Interessante dal punto di vista del rapporto tra fonti è, in ultimo, la questione di legittimità dell’art.3, comma 2, della legge impugnata che pure viene considerata fondata dalla Corte.
La materia che viene in evidenza è quella, sempre di competenza esclusiva statale, delle “professioni”. Dall’esame della normativa regionale si evince che, in sostanza, essa risulti attribuire al farmacista ambiti di attività ulteriori e più ampi rispetto a quelli contenuti nelle norme nazionali (art. 1, comma 1, del decreto legislativo n. 258 del 1991). In particolare la norma in questione attribuisce al farmacista compiti quali quelli di “prendere visione e fare consulenza della terapia farmacologica da adottare sul paziente; controllare l’aderenza terapeutica; verificare l’interazione tra farmaco-farmaco, farmaco-cibo, farmacodisturbi comportamentali”, che non gli sono invece riconosciuti nella disciplina statale.
Da notare come la Corte individui un doppio contrasto tra fonti della disciplina regionale indubbiata. Oltre la disciplina nazionale appena richiamata (comunque adottata in base al diritto europeo di settore), la Corte richiama altresì la più recente disciplina europea che tende ad ampliare gli ambiti di attribuzione del farmacista anche distinguendo tra farmacista e farmacista ospedaliero. In questo senso, la Consulta lascia intendere di aver assunto a parametro anche la disciplina europea per chiedersi se la legge regionale fosse almeno compatibile con il più avanzato diritto eurounitario (peraltro in parte anch’esso recepito in ambito nazionale; decreto legislativo 9 novembre 2007, n. 206, Attuazione della direttiva 2005/36/CE relativa al riconoscimento delle qualifiche professionali, nonché della direttiva 2006/100/CE; decreto legislativo 28 gennaio 2016, n. 15, recante «Attuazione della direttiva 2013/55/UE del Parlamento europeo e del Consiglio, recante modifica della direttiva 2005/36/CE, relativa al riconoscimento delle qualifiche professionali e del regolamento (UE) n. 1024/2012), il che avrebbe potuto far concludere per la legittimità della normativa regionale nel più ampio contesto europeo.
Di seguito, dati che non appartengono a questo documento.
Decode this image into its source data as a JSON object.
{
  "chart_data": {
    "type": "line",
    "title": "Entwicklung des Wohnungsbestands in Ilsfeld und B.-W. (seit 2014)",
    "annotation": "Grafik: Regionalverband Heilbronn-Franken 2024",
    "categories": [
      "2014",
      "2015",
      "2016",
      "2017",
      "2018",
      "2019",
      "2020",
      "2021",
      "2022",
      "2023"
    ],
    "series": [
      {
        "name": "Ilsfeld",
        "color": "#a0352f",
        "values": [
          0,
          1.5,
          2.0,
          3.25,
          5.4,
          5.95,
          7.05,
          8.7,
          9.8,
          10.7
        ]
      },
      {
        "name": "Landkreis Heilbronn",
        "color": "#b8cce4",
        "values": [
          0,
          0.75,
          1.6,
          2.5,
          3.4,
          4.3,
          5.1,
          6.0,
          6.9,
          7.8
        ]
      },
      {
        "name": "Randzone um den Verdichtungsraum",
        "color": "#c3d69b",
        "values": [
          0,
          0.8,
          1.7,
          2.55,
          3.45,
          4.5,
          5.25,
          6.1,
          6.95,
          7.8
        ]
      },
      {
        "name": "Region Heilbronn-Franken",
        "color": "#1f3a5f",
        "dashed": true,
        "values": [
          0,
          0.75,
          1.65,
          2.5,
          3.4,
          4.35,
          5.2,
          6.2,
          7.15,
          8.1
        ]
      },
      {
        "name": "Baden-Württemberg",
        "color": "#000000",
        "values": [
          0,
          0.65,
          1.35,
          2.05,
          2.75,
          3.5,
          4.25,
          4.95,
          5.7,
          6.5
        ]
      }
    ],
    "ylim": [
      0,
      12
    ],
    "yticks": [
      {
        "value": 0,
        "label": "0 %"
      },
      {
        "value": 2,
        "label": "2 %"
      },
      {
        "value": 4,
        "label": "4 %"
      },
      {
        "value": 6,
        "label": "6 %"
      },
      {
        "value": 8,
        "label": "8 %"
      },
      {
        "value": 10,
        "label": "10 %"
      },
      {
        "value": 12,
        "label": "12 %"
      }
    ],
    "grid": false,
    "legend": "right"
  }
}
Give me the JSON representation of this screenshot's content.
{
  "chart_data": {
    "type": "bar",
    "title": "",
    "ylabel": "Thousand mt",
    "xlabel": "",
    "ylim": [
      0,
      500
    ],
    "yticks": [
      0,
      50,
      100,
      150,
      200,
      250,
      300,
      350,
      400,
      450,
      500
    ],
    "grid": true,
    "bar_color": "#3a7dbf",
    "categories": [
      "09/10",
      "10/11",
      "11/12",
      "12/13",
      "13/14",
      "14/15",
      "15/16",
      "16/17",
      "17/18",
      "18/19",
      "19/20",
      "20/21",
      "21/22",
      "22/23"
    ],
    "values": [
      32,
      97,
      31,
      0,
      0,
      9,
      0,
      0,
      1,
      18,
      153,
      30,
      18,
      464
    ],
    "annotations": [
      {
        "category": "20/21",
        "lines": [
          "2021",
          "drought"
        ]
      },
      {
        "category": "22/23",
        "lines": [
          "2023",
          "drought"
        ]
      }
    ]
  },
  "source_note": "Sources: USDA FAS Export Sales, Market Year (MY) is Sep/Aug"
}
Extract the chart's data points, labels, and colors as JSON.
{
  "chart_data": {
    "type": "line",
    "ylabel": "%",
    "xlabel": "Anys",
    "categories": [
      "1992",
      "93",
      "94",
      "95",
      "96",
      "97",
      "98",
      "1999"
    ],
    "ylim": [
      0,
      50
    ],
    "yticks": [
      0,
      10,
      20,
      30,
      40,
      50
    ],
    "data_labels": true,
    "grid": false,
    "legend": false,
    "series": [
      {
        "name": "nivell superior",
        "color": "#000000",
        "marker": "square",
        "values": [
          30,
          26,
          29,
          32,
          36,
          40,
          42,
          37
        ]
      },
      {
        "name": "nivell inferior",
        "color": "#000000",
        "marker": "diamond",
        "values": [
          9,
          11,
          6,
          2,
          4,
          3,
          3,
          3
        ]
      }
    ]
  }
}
Dunque, la dichiarazione di incostituzionalità di quest’ultima norma è dipesa principalmente dal fatto che le attribuzioni che essa conferisce al farmacista contrastano per eccesso soprattutto con le disposizioni europee che – pur ampliando le attuali funzioni del farmacista (consigli sui medicinali in quanto tali, compreso il loro uso corretto, segnalazione alle autorità competenti degli effetti indesiderati dei prodotti farmaceutici, accompagnamento personalizzato dei pazienti che praticano l’automedicazione, contributo a campagne istituzionali di sanità pubblica) – non arrivano comunque a ricomprendere quelle attività invece previste nella disposizione regionale.